The theme of Nixon being a victim of the media is not new, in terms of Nixon's writings.  He portrayed himself as such in his 1962 book, Six Crises, and throughout volumes 1-2 of his memoirs.  I admire Nixon for being tough in the midst of the attacks on him, and yet there is a part of me that does not feel sorry for him that much, especially after reading Greg Mitchell's Tricky Dick and the Pink LadyIn Mitchell's depiction of the 1950 U.S. Senate race in California between Richard Nixon and Democrat Helen Gahagan Douglas, Mitchell essentially presents Douglas as a victim of Nixon's slick and well-funded campaign, of Nixon's attacks, and of wealthy special interests and a press who were largely in favor of Nixon.  (Mitchell acknowledges, however, that Douglas herself made mistakes in her campaign, and that there were attacks against her even before she ran against Nixon, for she was seen as too far to the left and as soft on Communism.)  The 1950 Senate race effectively ended Douglas' political career.  Governor Earl Warren himself lamented that Nixon tried to destroy his opponents, not just beat them.  In light of that, I had a slightly hard time feeling sorry for Nixon when he complained about being the victim of John F. Kennedy's slick campaign and media bias.  I saw what he was going through as justice.  But I'm sure that Nixon would see things differently: he'd probably say that his attacks on Douglas were fair in that they simply highlighted her record, whereas many charges against him were not fair.
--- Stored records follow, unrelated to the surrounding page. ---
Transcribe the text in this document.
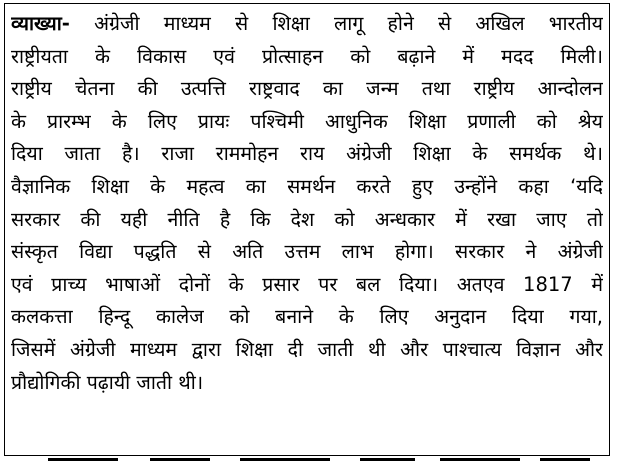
व्याख्या- अंग्रेजी माध्यम से शिक्षा लागू होने से अखिल भारतीय
राष्ट्रीयता के विकास एवं प्रोत्साहन को बढ़ाने में मदद मिली।
राष्ट्रीय चेतना की उत्पत्ति राष्ट्रवाद का जन्म तथा राष्ट्रीय आन्दोलन
के प्रारम्भ के लिए प्रायः पश्चिमी आधुनिक शिक्षा प्रणाली को श्रेय
दिया जाता है। राजा राममोहन राय अंग्रेजी शिक्षा के समर्थक थे।
वैज्ञानिक शिक्षा के महत्व का समर्थन करते हुए उन्होंने कहा ‘यदि
सरकार की यही नीति है कि देश को अन्धकार में रखा जाए तो
संस्कृत विद्या पद्धति से अति उत्तम लाभ होगा। सरकार ने अंग्रेजी
एवं प्राच्य भाषाओं दोनों के प्रसार पर बल दिया। अतएव 1817 में
कलकत्ता हिन्दू कालेज को बनाने के लिए अनुदान दिया गया,
जिसमें अंग्रेजी माध्यम द्वारा शिक्षा दी जाती थी और पाश्चात्य विज्ञान और
प्रौद्योगिकी पढ़ायी जाती थी।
2.  On page 650, Nixon quotes his daughter Tricia's diary, which said: "Daddy, of course, is always protective of everyone but himself."  That's essentially how Nixon portrays himself in his memoirs: he cares for his family and for those who work for him, and it pains him when he has to take hard yet necessary measures, such as asking H.R. Haldeman and John Ehrlichman to resign.  The reason that Tricia's statement stood out to me in my latest reading is that I have been looking at Amazon book reviews of books by those who were within Nixon's inner circle during Watergate----Haldeman, Ehrlichman, etc.----and some of the reviews say that Nixon basically threw others under the bus in order to save his own skin.  I may read those books, or I may not.  I don't know what the truth of the matter is, but I wouldn't be surprised if it's somewhere in between the two extremes: Nixon was caring, yet he was also self-protective, on some level.